An assistant to former German Chancellor Gerhard Schroder claims the Bush government 'really played through all possibilities' in responding to the 9/11 terrorist attacks, including the use of nuclear weapons.
Germany’s Der Spiegel reported on its official website on Saturday that the United States thought about employing nuclear weapons against Afghanistan, according to Michael Steiner, who was as a political counselor to then-German Chancellor Gerhard Schroder.
When asked whether the United States really considered employing nuclear weapons in reaction to the attacks organized by Al-Qaida's Osama bin Laden, in which almost 3,000 people lost their lives, Steiner said, "The papers were written," adding, "they had really played through all possibilities."
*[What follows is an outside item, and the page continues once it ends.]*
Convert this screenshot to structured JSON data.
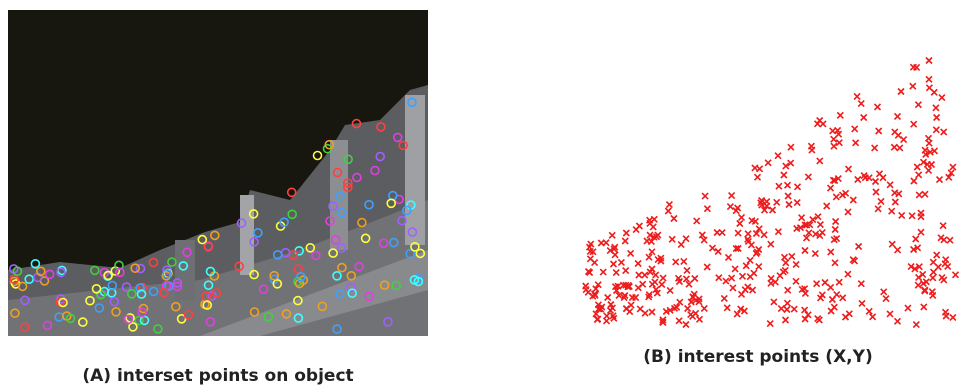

Steiner revealed that Schroder had suspected that the United States, which was in a state of distress after the terrorist attacks, would react excessively.
Furthermore, Steiner said in the news interview that Schroder turned down his suggestion to publish a declaration stating "unconditional support" for the United States.
Suspicion between the then U.S. President George Bush and Schroder deepened in 2003 when the chancellor said no to joining the coalition led by the United States in the military movement against Iraq.
In a report published by Global Research, it was revealed that the U.S. has used lethal weapons in Asia before. “Tactical nuclear weapons were used, at least one in Iraq and several were used in Afghanistan –in the Tora Bora mountains,” Peter Eyre, a Middle East consultant, stated. Eyre explained that the atomic bomb that hit Tora Bora region in Afghanistan was so strong that it in fact created an earthquake there.
The analyst continued to explain that the use of such deadly weapons by United States armed forces, which is a gross contravention of the Geneva Convention, has been endorsed by the United States leaders; thus they should be put on trial for war crimes.
The United States has never acknowledged the use of nuclear weapons aside from the attacks on Japan to end the second world war.